The Chinese AI company DeepSeek took the technology industry, and Wall Street, by storm with its language model achieving a reported 10x higher efficiency than AI industry leaders. You have seen the news and might be getting sick of the endless articles tagging onto it, but I would like to offer a different perspective. DeepSeek claimed it used a cluster of 2,048 Nvidia H800 GPUs (as stated in their technical report). If this is true, they are using a lot less computing power than other leading AI players. That news hurt Nvidia’s stock price badly, as the implication is this reduces the need for compute… But is that really the case? Is this as obvious as it seems? And why haven’t some other tech companies reacted like the markets did?  

As the dust settles on all the media around DeepSeek, surely there are plenty of lessons to be learned. One is that DeepSeek built and trained their models on top of already open-source models making use of investments already made by others. All that past spent compute can never be retrospectively restricted in the space of available open global trained models.   

The fact that DeepSeek was able to achieve a similar performance as leading AI players with less hardware resources has given rise to a discussion comparing compute needs.

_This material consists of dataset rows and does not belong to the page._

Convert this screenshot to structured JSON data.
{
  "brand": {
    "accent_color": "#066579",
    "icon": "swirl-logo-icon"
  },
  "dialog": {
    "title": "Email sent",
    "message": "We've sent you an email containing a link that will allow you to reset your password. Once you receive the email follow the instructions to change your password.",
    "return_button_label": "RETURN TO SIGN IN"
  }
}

If you can achieve this performance with less hardware resources and open-source models, do you even need more computing power? Well, even using model distillation, having access to limited compute resources required DeepSeek to heavily optimize their software (again, in their technical report).  

According to DeepSeek, they used various techniques to optimize software to the limited hardware they had access to, helping them achieve these performance gains with less computing power. Of course, nothing comes for free and tailoring software to hardware typically reduces flexibility. As with everything else in life, you need to find the right balance.